How can I serve on MLK Day?

In the words of Martin Luther King, Jr., "Everybody can be great because everybody can serve." Use our search tool to find an opportunity in your community!

Learn More about MLK

Rev. Dr. Martin Luther King, Jr. was a vital figure of the modern era and a pivotal figure in the Civil Rights Movement. His lectures and dialogues stirred the concern and sparked the conscience of a generation. His charismatic leadership inspired men and women, young and old, in this nation and around the world. Following in the footsteps of his father, in February 1948, at the age of 19, Rev. Dr. Martin Luther King, Jr. entered the Christian ministry and was ordained at Ebenezer Baptist Church in Atlanta.

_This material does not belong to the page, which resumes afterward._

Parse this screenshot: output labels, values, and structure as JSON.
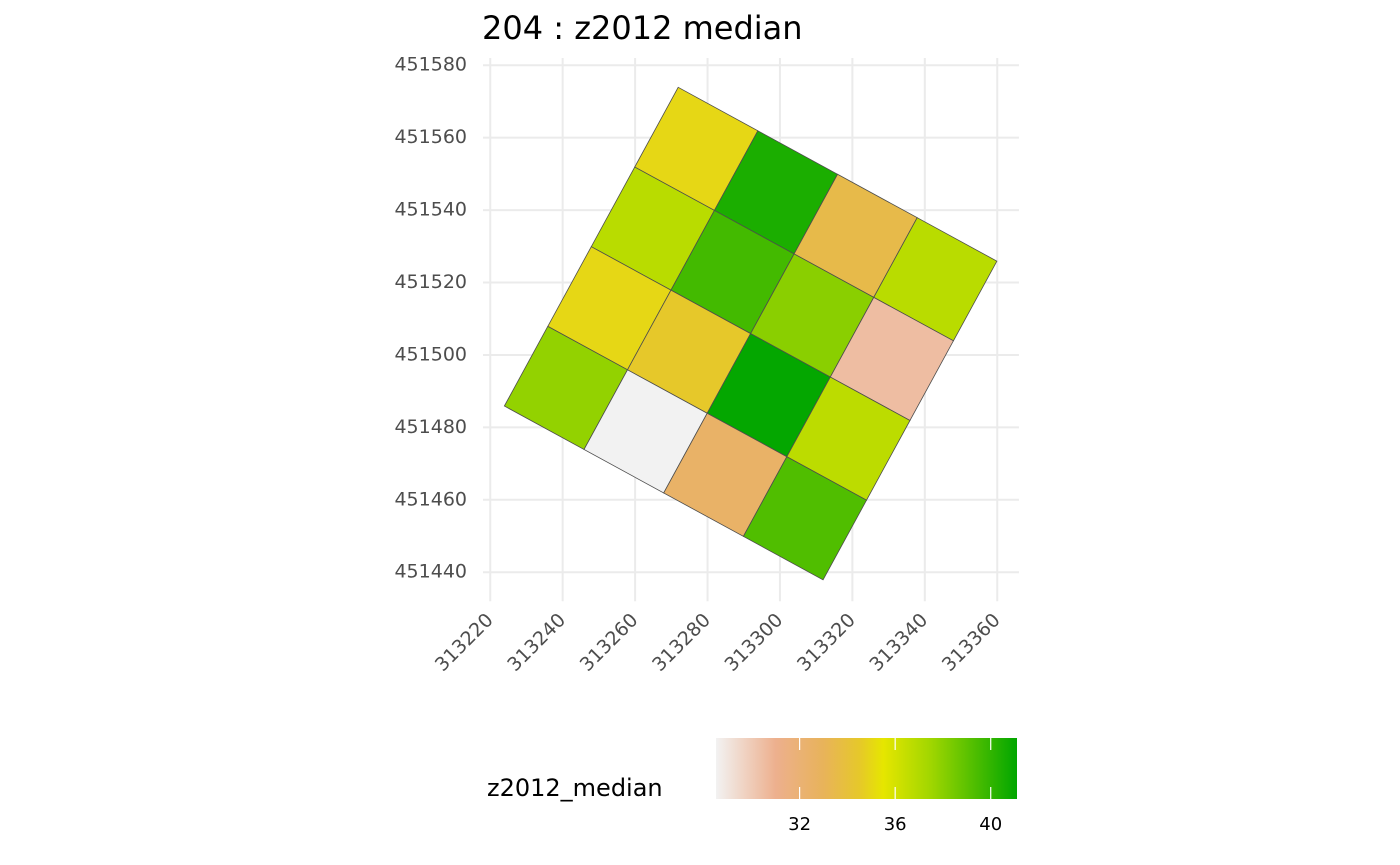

In 1954, upon completion of graduate studies at Boston University, he accepted a call to serve at the Dexter Avenue Baptist Church in Montgomery, Alabama. While there, he was an instrumental leader in the Montgomery Bus Boycott, made famous by the nonviolent resistance and arrest of Rosa Parks. He resigned this position in 1959 and moved back to Atlanta to direct the activities of the Southern Christian Leadership Conference. From 1960 until his death in 1968, he served as co-pastor with his father at Ebenezer Baptist Church.

During his lifetime, he was arrested 30 times for participation in civil rights activities. He preached about justice, empowerment, love and peace, and in the final months of his life, turned his attention to fighting poverty. Sadly, more Americans live in poverty today than during his lifetime. Forty-seven million Americans currently fall below the poverty line.

Martin Luther King, Jr. was shot while standing on the balcony of the Lorraine Motel in Memphis, Tennessee and died on April 4, 1968. He was to Memphis to lead a group of sanitation workers in a protest against low wages and intolerable working conditions.